Where named parameters shine is when you have a few parameters that have 
the same type.  "void control_leds(bool red, bool green, bool blue);". 
There are a variety of ways you can make a function like this in a 
clearer or safer way in C, but it requires a fair amount of extra 
boilerplate code (to define enum types for simple clarity, or struct 
types for greater safety).  Named parameters would make such functions 
safer and clearer in a simple way.

> 
>> They /can/ be a nice thing to have, but they are merely icing on the 
>> cake.  Still, there is an obvious and C-friendly way to handle this 
>> too - the default values must be constant expressions.
> 
> Well, the most common default value is 0. But do you mean actual 
> literals, or can you use macro or enum names?
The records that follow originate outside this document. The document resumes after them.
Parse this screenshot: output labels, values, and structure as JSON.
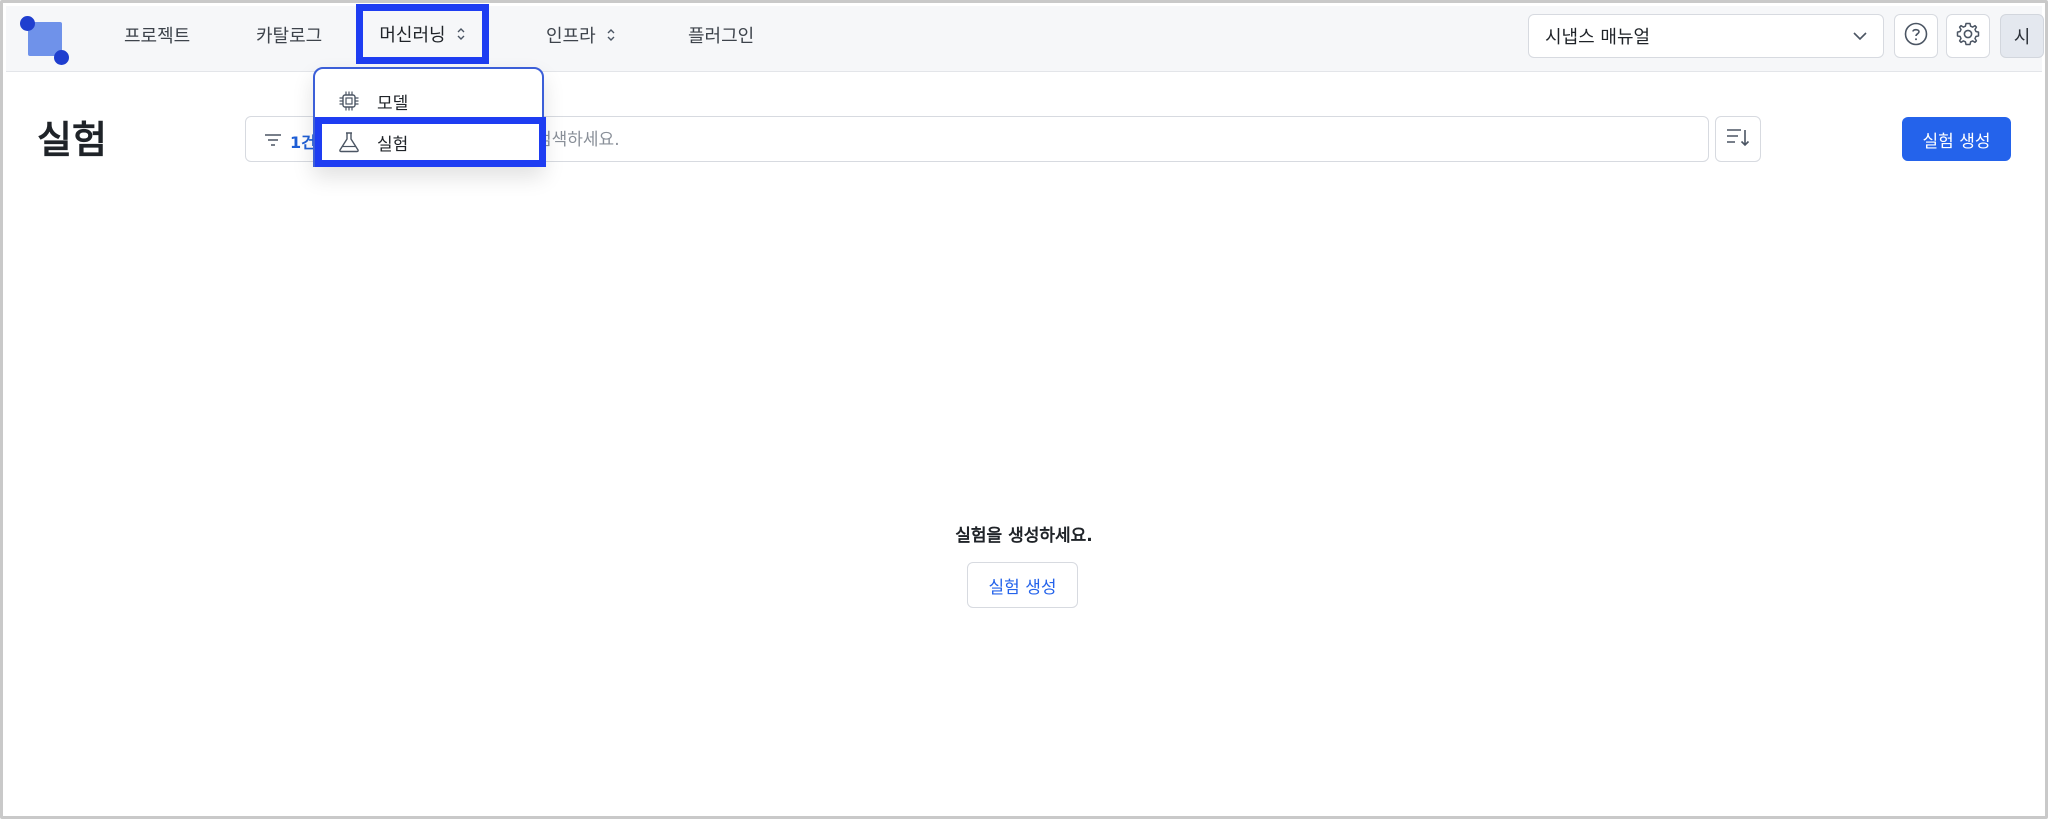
{
  "nav": {
    "items": [
      {
        "label": "프로젝트"
      },
      {
        "label": "카탈로그"
      },
      {
        "label": "머신러닝",
        "has_menu": true,
        "active": true
      },
      {
        "label": "인프라",
        "has_menu": true
      },
      {
        "label": "플러그인"
      }
    ],
    "workspace": "시냅스 매뉴얼",
    "help_icon": "question-circle-icon",
    "settings_icon": "gear-icon",
    "avatar_initial": "시"
  },
  "dropdown": {
    "items": [
      {
        "label": "모델",
        "icon": "chip-icon"
      },
      {
        "label": "실험",
        "icon": "flask-icon",
        "highlighted": true
      }
    ]
  },
  "page": {
    "title": "실험",
    "filter_label": "1건",
    "search_placeholder": "검색하세요.",
    "create_button": "실험 생성"
  },
  "empty_state": {
    "message": "실험을 생성하세요.",
    "button": "실험 생성"
  },
  "colors": {
    "accent": "#2463eb",
    "highlight_border": "#1e3df2",
    "logo": "#6f92ea"
  }
}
I mean actual constant expressions, as C defines them.  That includes 
constants (now called "literals" in C23), constant expressions (such as 
"2 * 10"), enumeration constants, and constexpr constants (in C23). 
Basically, things that you could use for initialisation of a variable at 
file scope.

> 
> Because it is those name resolutions that are the problem, not whether 
> the result is a compile-time constant expression.
> 

I don't see that at all.

> 
>> A much clearer issue with a named parameter syntax like this is that 
>> something like "foo(b = 1, a = 2);" is already valid in C and means 
>> something significantly different.  You'd need a different syntax.
> 
> Not really; the above is inside a formal parameter list, where '=' has 
> no special meaning.

That is exactly the point - "=" has no special meaning inside a function 
call.  It is an assignment operator:

	int a = 10;
	int b = 20;
	int c = foo(b = 1, a = 2);

means the same (ignoring possible sequencing and ordering issues) as :

	int a = 10;
	int b = 20;
	b = 1;
	a = 2;
	int c = foo(b, a);


> 
> It is in an actual function call where using '=' is troublesome.
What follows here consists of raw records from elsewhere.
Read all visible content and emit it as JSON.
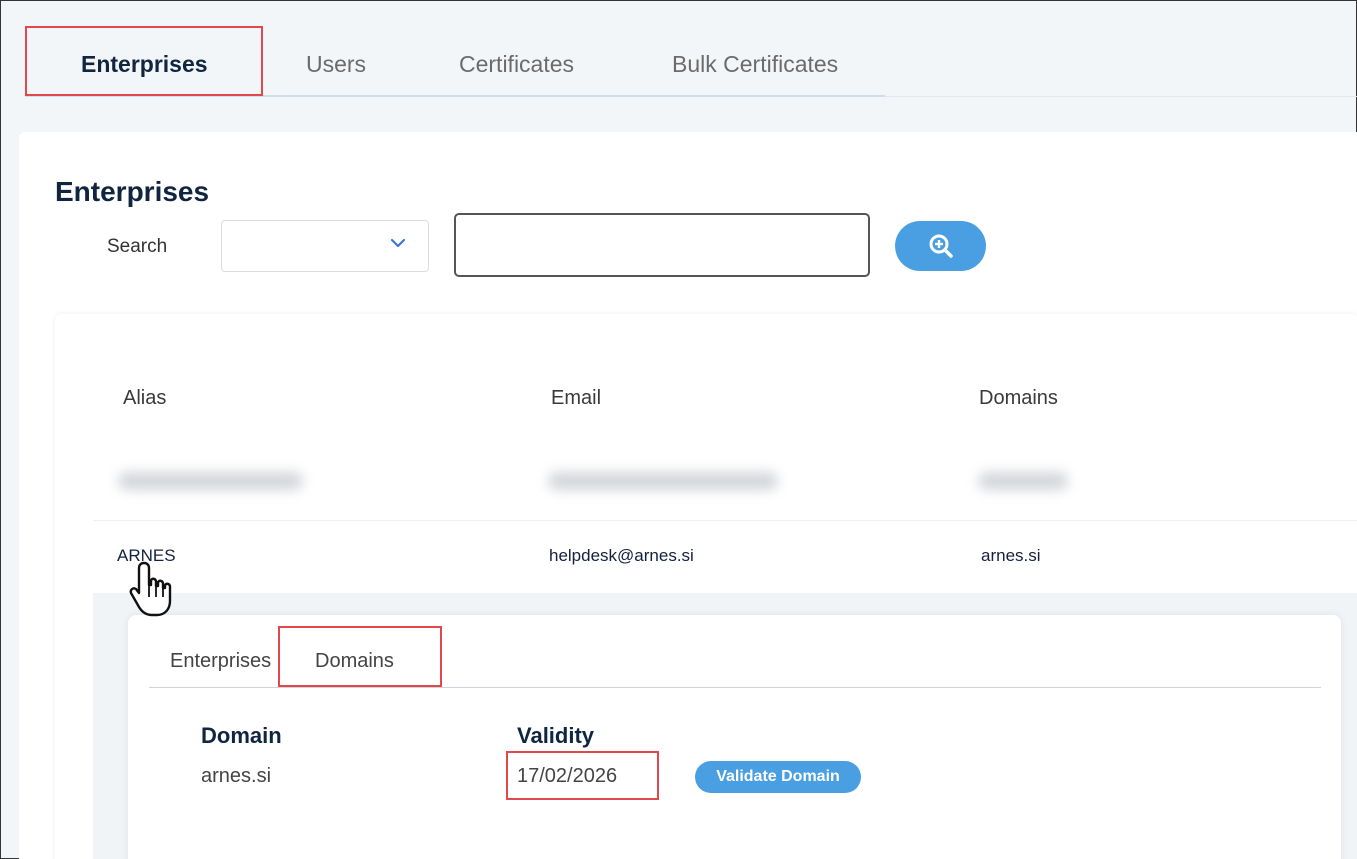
{
  "top_tabs": {
    "enterprises": "Enterprises",
    "users": "Users",
    "certificates": "Certificates",
    "bulk_certificates": "Bulk Certificates"
  },
  "page": {
    "title": "Enterprises",
    "search_label": "Search",
    "search_select_value": "",
    "search_input_value": ""
  },
  "table": {
    "headers": {
      "alias": "Alias",
      "email": "Email",
      "domains": "Domains"
    },
    "row": {
      "alias": "ARNES",
      "email": "helpdesk@arnes.si",
      "domains": "arnes.si"
    }
  },
  "detail": {
    "tabs": {
      "enterprises": "Enterprises",
      "domains": "Domains"
    },
    "headers": {
      "domain": "Domain",
      "validity": "Validity"
    },
    "row": {
      "domain": "arnes.si",
      "validity": "17/02/2026"
    },
    "validate_label": "Validate Domain"
  },
  "icons": {
    "select_chevron": "chevron-down-icon",
    "search_button": "zoom-in-icon",
    "cursor": "hand-pointer-icon"
  },
  "colors": {
    "accent": "#4a9fe3",
    "title": "#10253f",
    "highlight_border": "#e2474b"
  }
}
Yes - that's what we have been talking about.  Named parameters are used 
at the call site, not the declaration site.

> 
> Anyway in C you'd probably use '.a = 10' to align it with struct 
> initialisers, also that's a bit cluttery.

That does seem the most likely choice.

> 
>> Fundamental matters such as this are best decided early in the design 
>> of a language, rather than bolted on afterwards.
> 
> The funny thing is that my MessageBox example is a C function exported 
> by WinAPI, and I was able to superimpose keyword arguments on top. Since 
> I have to write my own bindings to such functions anyway.
> 
> The MS docs for WinAPI do tend to show function declarations with fully 
> named parameters, which also seem to be retained in gcc's windows.h (but 
> not in my cut-down one). 

gcc does not have a "windows.h".  You are conflating gcc with some 
windows packaging of gcc with additional tools, libraries and headers.
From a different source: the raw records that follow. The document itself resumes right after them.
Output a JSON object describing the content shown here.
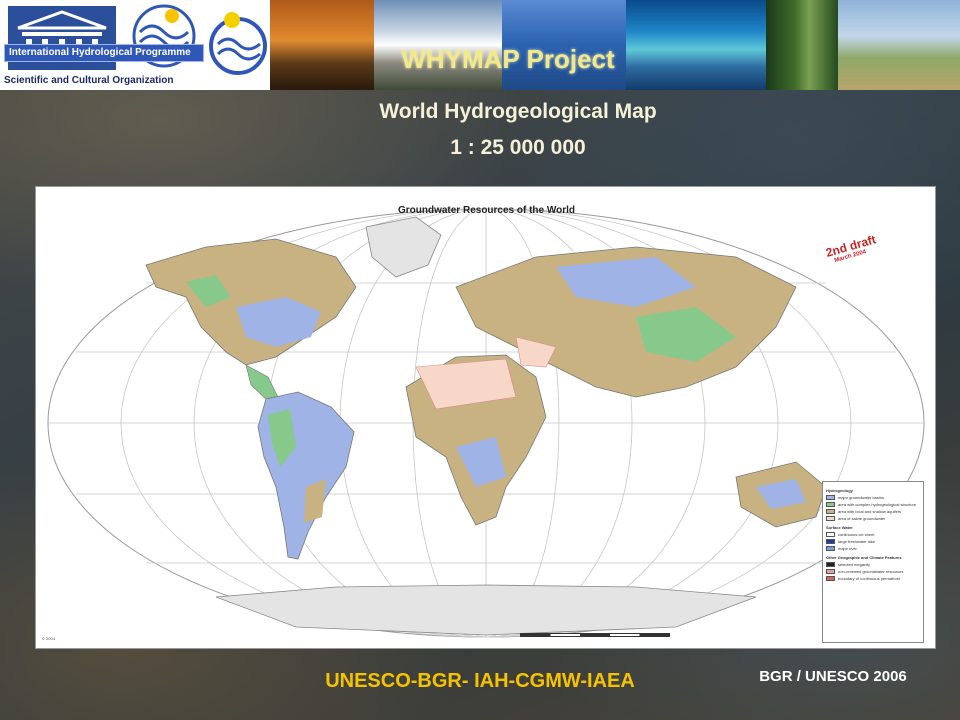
{
  "header": {
    "org_text": "Scientific and Cultural Organization",
    "ihp_label": "International Hydrological Programme",
    "project_title": "WHYMAP Project",
    "subtitle": "World Hydrogeological Map",
    "scale": "1 : 25 000 000"
  },
  "map": {
    "title": "Groundwater Resources of the World",
    "draft_label": "2nd draft",
    "draft_date": "March 2004",
    "copyright": "© 2004",
    "legend": {
      "hydrogeology_heading": "Hydrogeology",
      "hydrogeology_items": [
        {
          "label": "major groundwater basins",
          "color": "#9fb3e6"
        },
        {
          "label": "area with complex hydrogeological structure",
          "color": "#86c98a"
        },
        {
          "label": "area with local and shallow aquifers",
          "color": "#c8b282"
        },
        {
          "label": "area of saline groundwater",
          "color": "#f6d7c8"
        }
      ],
      "surface_water_heading": "Surface Water",
      "surface_water_items": [
        {
          "label": "continuous ice sheet",
          "color": "#ffffff"
        },
        {
          "label": "large freshwater lake",
          "color": "#1b3c9c"
        },
        {
          "label": "major river",
          "color": "#7a9be0"
        }
      ],
      "other_heading": "Other Geographic and Climate Features",
      "other_items": [
        {
          "label": "selected megacity",
          "color": "#222222"
        },
        {
          "label": "non-renewed groundwater resources",
          "color": "#e6a0a0"
        },
        {
          "label": "boundary of continuous permafrost",
          "color": "#cc6666"
        }
      ]
    }
  },
  "footer": {
    "partners": "UNESCO-BGR- IAH-CGMW-IAEA",
    "credit": "BGR / UNESCO 2006"
  },
  "colors": {
    "title_yellow": "#f3e98a",
    "footer_gold": "#f5c300",
    "groundwater_blue": "#9fb3e6",
    "complex_green": "#86c98a",
    "local_tan": "#c8b282"
  }
}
Personally, I think it is always good to give clear parameter names in 
function declarations.  There are reasons for not doing so (such as the 
possibility of some user defining a macro "lpClassName" before including 
the header file), but generally it keeps things clearer.  It is also 
particularly useful for library headers if they are used to generate 
interfaces for other languages.

> But it would need defaults added to make it 
> useful:

Strangely, many people have been able to write code using the MS API 
without named parameters or defaults.